返回值:x1,x2,....,xn:ndarray(numpy数组)

可能看完官方的文档之后还是一脸懵逼,下面通过几个例子来解释说明一下。 

  1. nx,ny = (3,2)
  2. #从0开始到1结束,返回一个numpy数组,nx代表数组中元素的个数
  3. x = np.linspace(0,1,nx)
  4. #[ 0. 0.5 1. ]
  5. y = np.linspace(0,1,ny)
  6. # [0. 1.]
  7. xv,yv = np.meshgrid(x,y)
  8. '''
  9. xv
  10. [[ 0. 0.5 1. ]
  11. [ 0. 0.5 1. ]]
  12. yv
  13. [[ 0. 0. 0.]
  14. [ 1. 1. 1.]]
  15. '''

通过上面的例子,其实可以发现meshgrid函数将两个输入的数组x和y进行扩展,前一个的扩展与后一个有关,后一个的扩展与前一个有关,前一个是竖向扩展,后一个是横向扩展。因为,y的大小为2,所以x竖向扩展为原来的两倍,而x的大小为3,所以y横向扩展为原来的3倍。通过meshgrid函数之后,输入由原来的数组变成了一个矩阵。通过使用meshgrid函数,可以产生一个表格矩阵,下面用一个例子来展示产生一个2*2网格的坐标,每个网格的大小为1。

  1. nx,ny = (3,3)
  2. #从0开始到1结束,返回一个numpy数组,nx代表数组中元素的个数
  3. x = np.linspace(0,2,nx)
  4. # [0. 1. 2.]
  5. y = np.linspace(0,2,ny)
  6. # [0. 1. 2.]
  7. xv,yv = np.meshgrid(x,y)
  8. print(xv.ravel())
  9. #[ 0. 1. 2. 0. 1. 2. 0. 1. 2.]
  10. print(yv.ravel())
  11. #[ 0. 0. 0. 1. 1. 1. 2. 2. 2.]

ravel函数是将矩阵变为一个一维的数组,其中xv.ravel()就表示x轴的坐标,yv.ravel()就表示了y轴的坐标,我们将x轴的坐标和y轴的坐标进行一一对应,就产生了一个2*2大小为1的网格中的9个点的坐标。

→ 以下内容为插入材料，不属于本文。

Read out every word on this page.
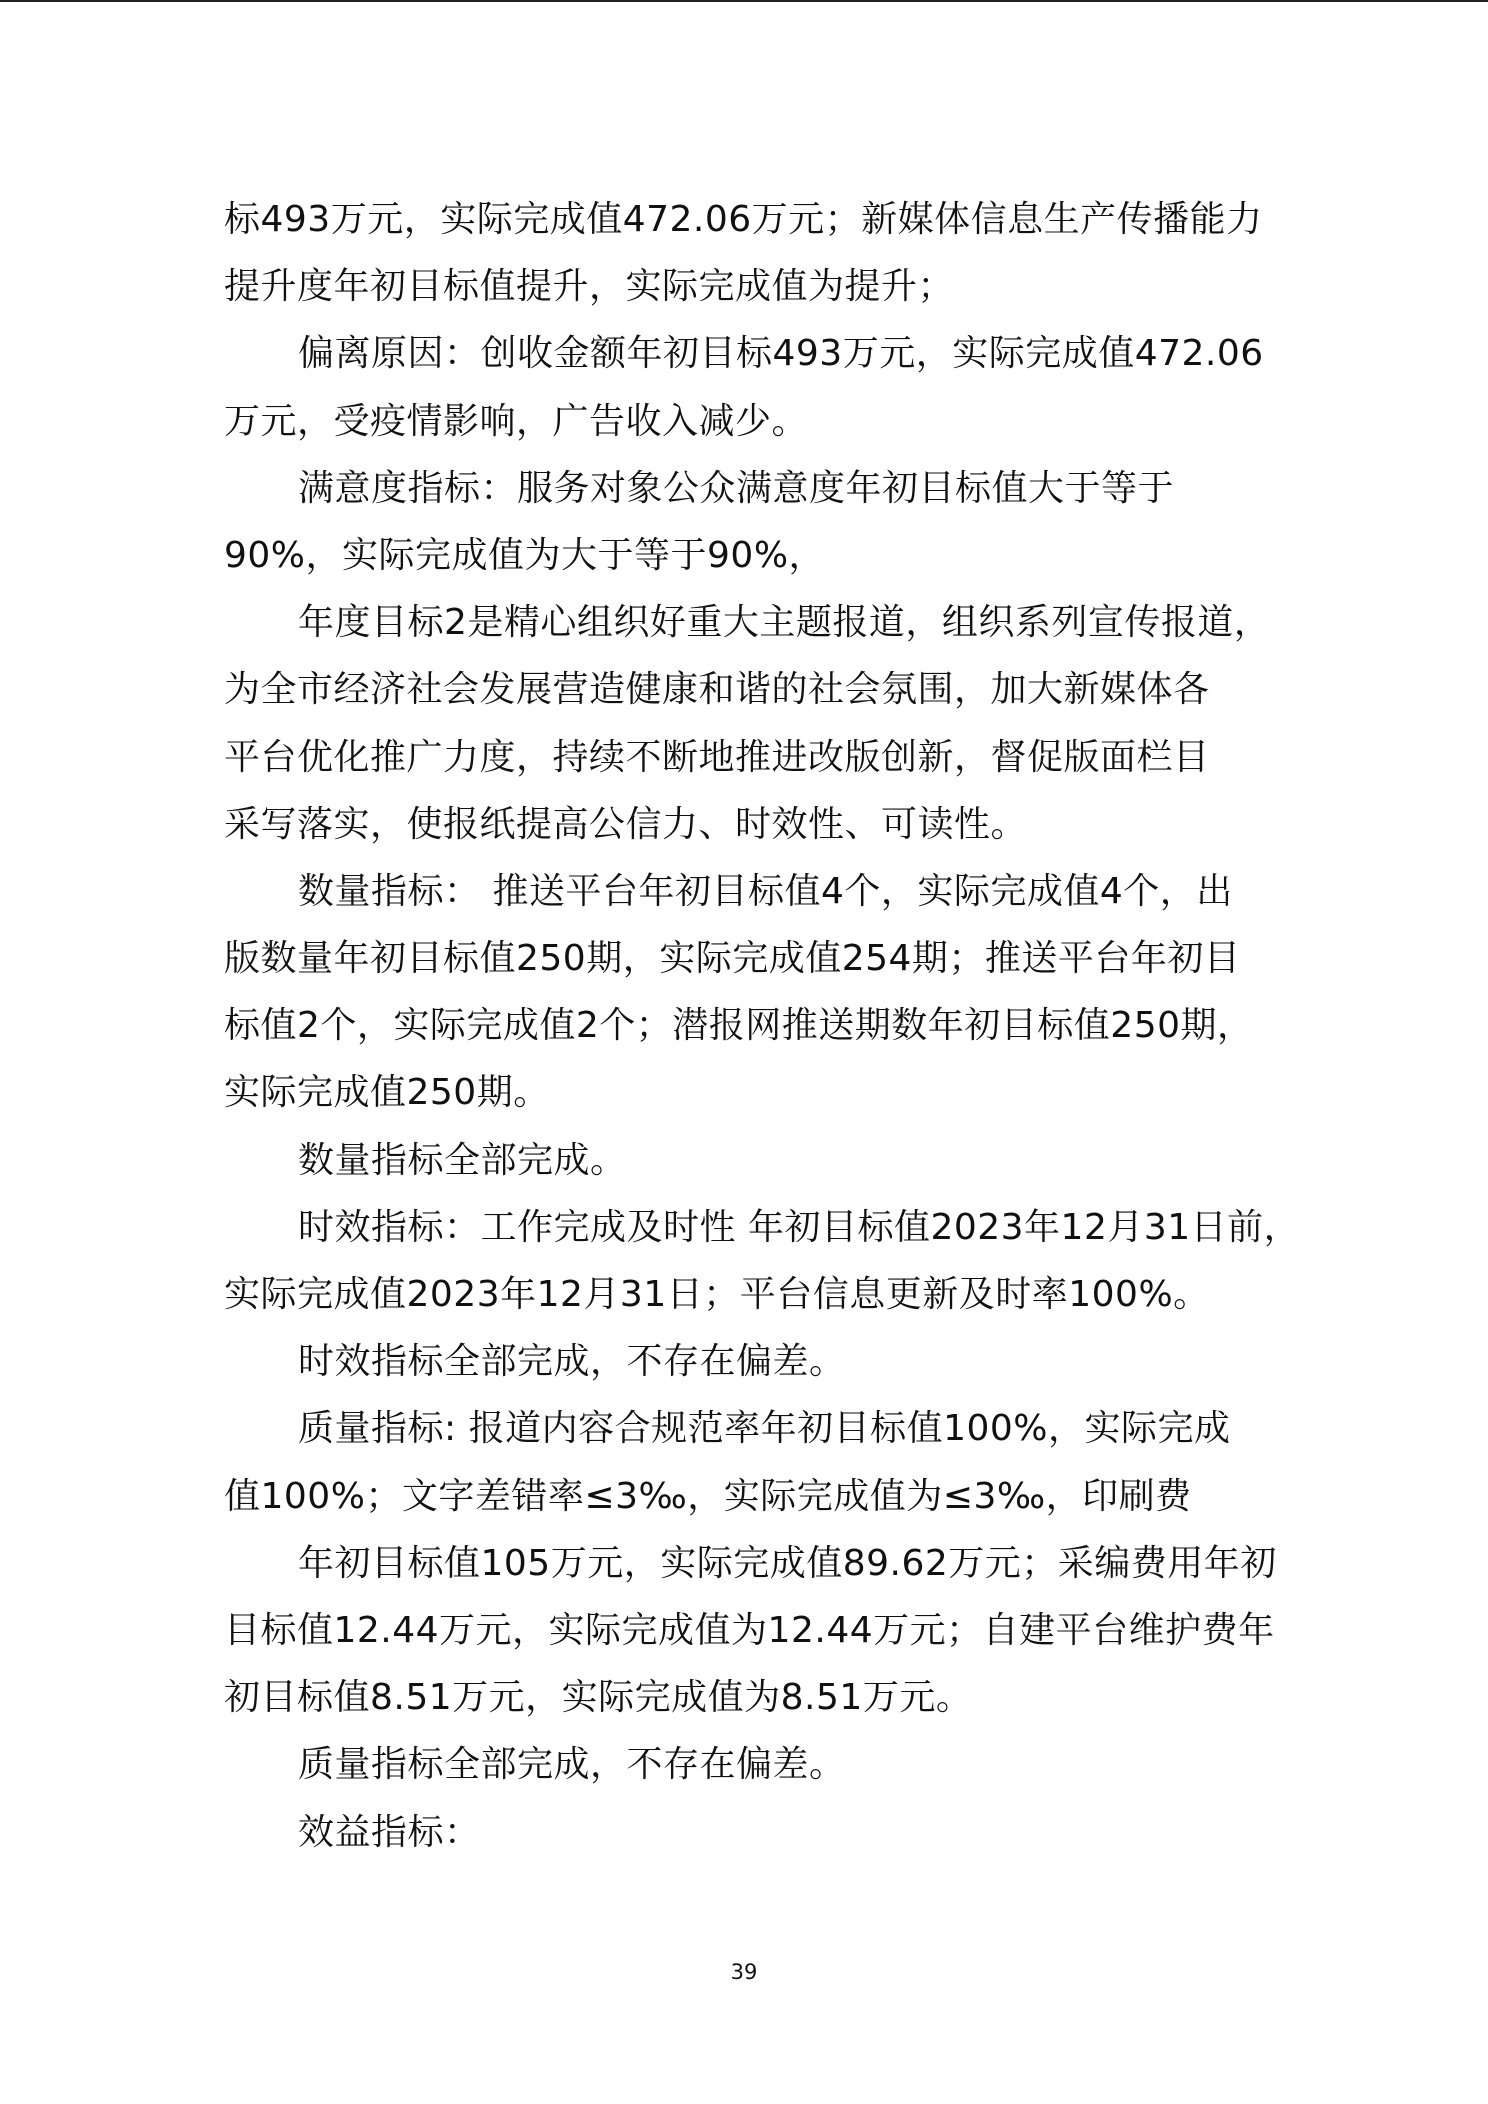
标493万元，实际完成值472.06万元；新媒体信息生产传播能力
提升度年初目标值提升，实际完成值为提升；
偏离原因：创收金额年初目标493万元，实际完成值472.06
万元，受疫情影响，广告收入减少。
满意度指标：服务对象公众满意度年初目标值大于等于
90%，实际完成值为大于等于90%，
年度目标2是精心组织好重大主题报道，组织系列宣传报道，
为全市经济社会发展营造健康和谐的社会氛围，加大新媒体各
平台优化推广力度，持续不断地推进改版创新，督促版面栏目
采写落实，使报纸提高公信力、时效性、可读性。
数量指标： 推送平台年初目标值4个，实际完成值4个，出
版数量年初目标值250期，实际完成值254期；推送平台年初目
标值2个，实际完成值2个；潜报网推送期数年初目标值250期，
实际完成值250期。
数量指标全部完成。
时效指标：工作完成及时性 年初目标值2023年12月31日前，
实际完成值2023年12月31日；平台信息更新及时率100%。
时效指标全部完成，不存在偏差。
质量指标: 报道内容合规范率年初目标值100%，实际完成
值100%；文字差错率≤3‰，实际完成值为≤3‰，印刷费
年初目标值105万元，实际完成值89.62万元；采编费用年初
目标值12.44万元，实际完成值为12.44万元；自建平台维护费年
初目标值8.51万元，实际完成值为8.51万元。
质量指标全部完成，不存在偏差。
效益指标：
39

如果,将sparse参数设置为True,就不会向上面一样进行扩展了,也就是说它产生的网格坐标不是所有的网格坐标,而是网格对角线上的坐标点。

  1. nx,ny = (3,3)
  2. #从0开始到1结束,返回一个numpy数组,nx代表数组中元素的个数
  3. x = np.linspace(0,2,nx)
  4. # [0. 1. 2.]
  5. y = np.linspace(0,2,ny)
  6. # [0. 1. 2.]
  7. xv,yv = np.meshgrid(x,y,sparse=True)
  8. print(xv)
  9. #[[ 0. 1. 2.]]
  10. print(yv)
  11. '''
  12. [[ 0.]
  13. [ 1.]
  14. [ 2.]]
  15. '''

以上就是本文的全部内容,希望对大家的学习有所帮助,也希望大家多多支持w3xue。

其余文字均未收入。